Missing maroun 15 May 2013, 13:48

the1phoenix..i totally agree with you..

Thumb benzona 15 May 2013, 15:12

The time has come for the Alawites to pack their stuff and move out use like most people had to do during the long war. The problem is sectarism and communautarism. As long as people don't mix up and live among their coreligionaries it's never going to work. This applies to everyone but more to the Alawites because their spiritual leader Bachar is a mass murderer.

Thumb geha 15 May 2013, 15:35

benzona
I disagree with your comment as it professes something we want to end.
we are all Lebanese and should all be under the protection of the law.
when groups start arming themselves for the so called reason of protecting themselves, you can see the end result like with the alaouites now: they are afraid if their protector loses what will become of them.
rather late, but they realize now that nothing really protects groups but the law and the state.
granted they might pay the price for what they did to Tripoli, but in my opinion this is not the way to have a country and a state.

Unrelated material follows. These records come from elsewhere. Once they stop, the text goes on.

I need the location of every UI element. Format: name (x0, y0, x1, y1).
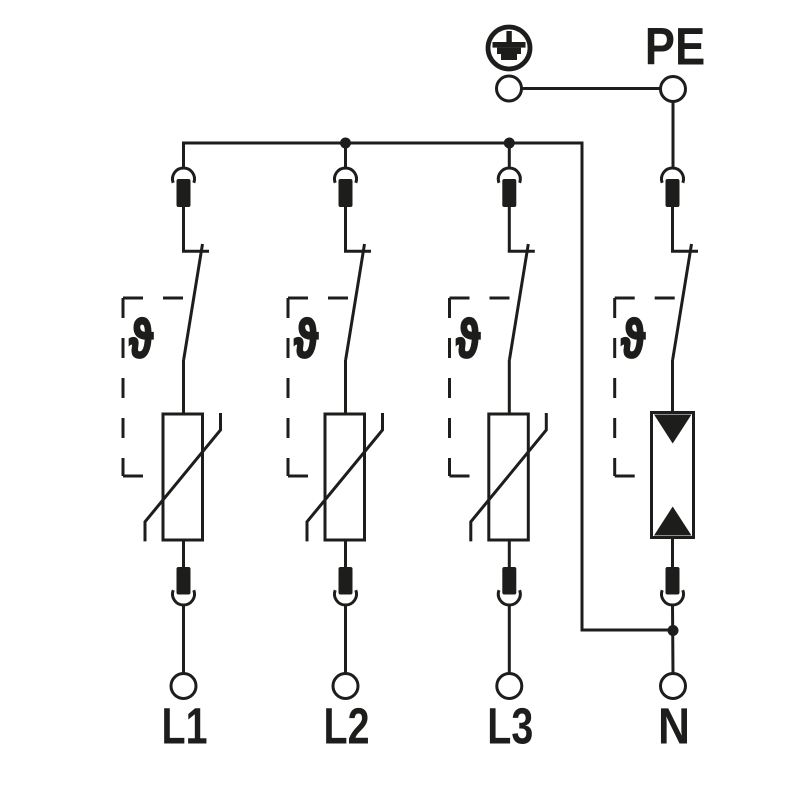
disconnect switch L2 (344, 244, 371, 360)
wire L1 varistor-fuse (182, 540, 185, 567)
wire L3 fuse-terminal (508, 605, 511, 674)
wire L3 varistor-fuse (508, 540, 511, 567)
thermal fuse top L2 (335, 168, 357, 207)
wire stub L2 (344, 143, 347, 168)
disconnect switch N (671, 244, 698, 360)
wire L1 fuse-terminal (182, 605, 185, 674)
terminal L2 (333, 674, 358, 699)
svg-text:ϑ: ϑ (294, 309, 318, 369)
svg-text:ϑ: ϑ (621, 309, 645, 369)
thermal box L1 (123, 298, 194, 476)
wire N gdt-fuse (671, 538, 674, 568)
svg-text:L2: L2 (324, 698, 370, 755)
svg-text:L1: L1 (162, 698, 208, 755)
wire earth-PE (522, 87, 661, 90)
wire L2 varistor-fuse (344, 540, 347, 567)
svg-text:L3: L3 (487, 698, 533, 755)
node bus-L3 (504, 138, 515, 149)
wire N fuse-switch (671, 207, 674, 251)
thermal fuse bottom L2 (335, 567, 357, 605)
gas discharge tube N (652, 413, 694, 538)
svg-text:PE: PE (645, 18, 706, 77)
svg-text:ϑ: ϑ (129, 309, 153, 369)
wire PE drop (672, 102, 675, 169)
wire bus (184, 143, 674, 630)
earth symbol (488, 27, 530, 69)
disconnect switch L1 (182, 244, 209, 360)
thermal box N (615, 298, 683, 476)
thermal fuse bottom N (662, 567, 684, 605)
wire L2 switch-varistor (344, 360, 347, 415)
wire stub L3 (508, 143, 511, 168)
wire L1 switch-varistor (182, 360, 185, 415)
terminal L1 (171, 674, 196, 699)
wire L2 fuse-terminal (344, 605, 347, 674)
wire L3 switch-varistor (508, 360, 511, 415)
thermal fuse bottom L1 (173, 567, 195, 605)
thermal fuse top N (662, 168, 684, 207)
svg-text:ϑ: ϑ (456, 309, 480, 369)
thermal fuse top L3 (498, 168, 520, 207)
svg-text:N: N (658, 698, 690, 755)
wire N fuse-terminal (671, 605, 675, 674)
varistor L3 (471, 413, 547, 541)
wire L3 fuse-switch (508, 207, 511, 251)
wire N switch-gdt (671, 360, 674, 414)
node bus-L2 (340, 138, 351, 149)
thermal fuse bottom L3 (498, 567, 520, 605)
terminal N (661, 674, 686, 699)
wire L2 fuse-switch (344, 207, 347, 251)
node N junction (668, 625, 679, 636)
terminal PE (661, 77, 686, 102)
terminal earth (497, 76, 522, 101)
thermal box L3 (450, 298, 521, 476)
thermal box L2 (288, 298, 356, 476)
varistor L1 (145, 413, 221, 541)
disconnect switch L3 (508, 244, 535, 360)
varistor L2 (307, 413, 383, 541)
terminal L3 (497, 674, 522, 699)
thermal fuse top L1 (173, 168, 195, 207)
wire L1 fuse-switch (182, 207, 185, 251)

Thumb benzona 15 May 2013, 15:38

It's so dumb, I didn't even know there were Alawites in Lebanon or turkey until very recently.
What I was saying is that they shouldn't be living among themselves. They should mix with Christians, sunni, Druze, etc... It's the only way to save Lebanon.

Missing ya_kord 15 May 2013, 16:21

the question should be why do they have Syrian flags and pictures of the Syrian president if they are Lebanese? it should be Lebanese flags at least

Missing helicopter 16 May 2013, 05:26

Awesome thought. If we are able to do it the army should canvas our towns and streets and wherever there are foreign flags/posters/motto........ arrest them and ship them to the land where their hearts reside. Everyone desrves to live where they feel their heart is. Leave Lebanon to those who believe and love Lebanon.

Missing maroun 16 May 2013, 10:23

they don't identify themselves as been Lebanese ..very simple.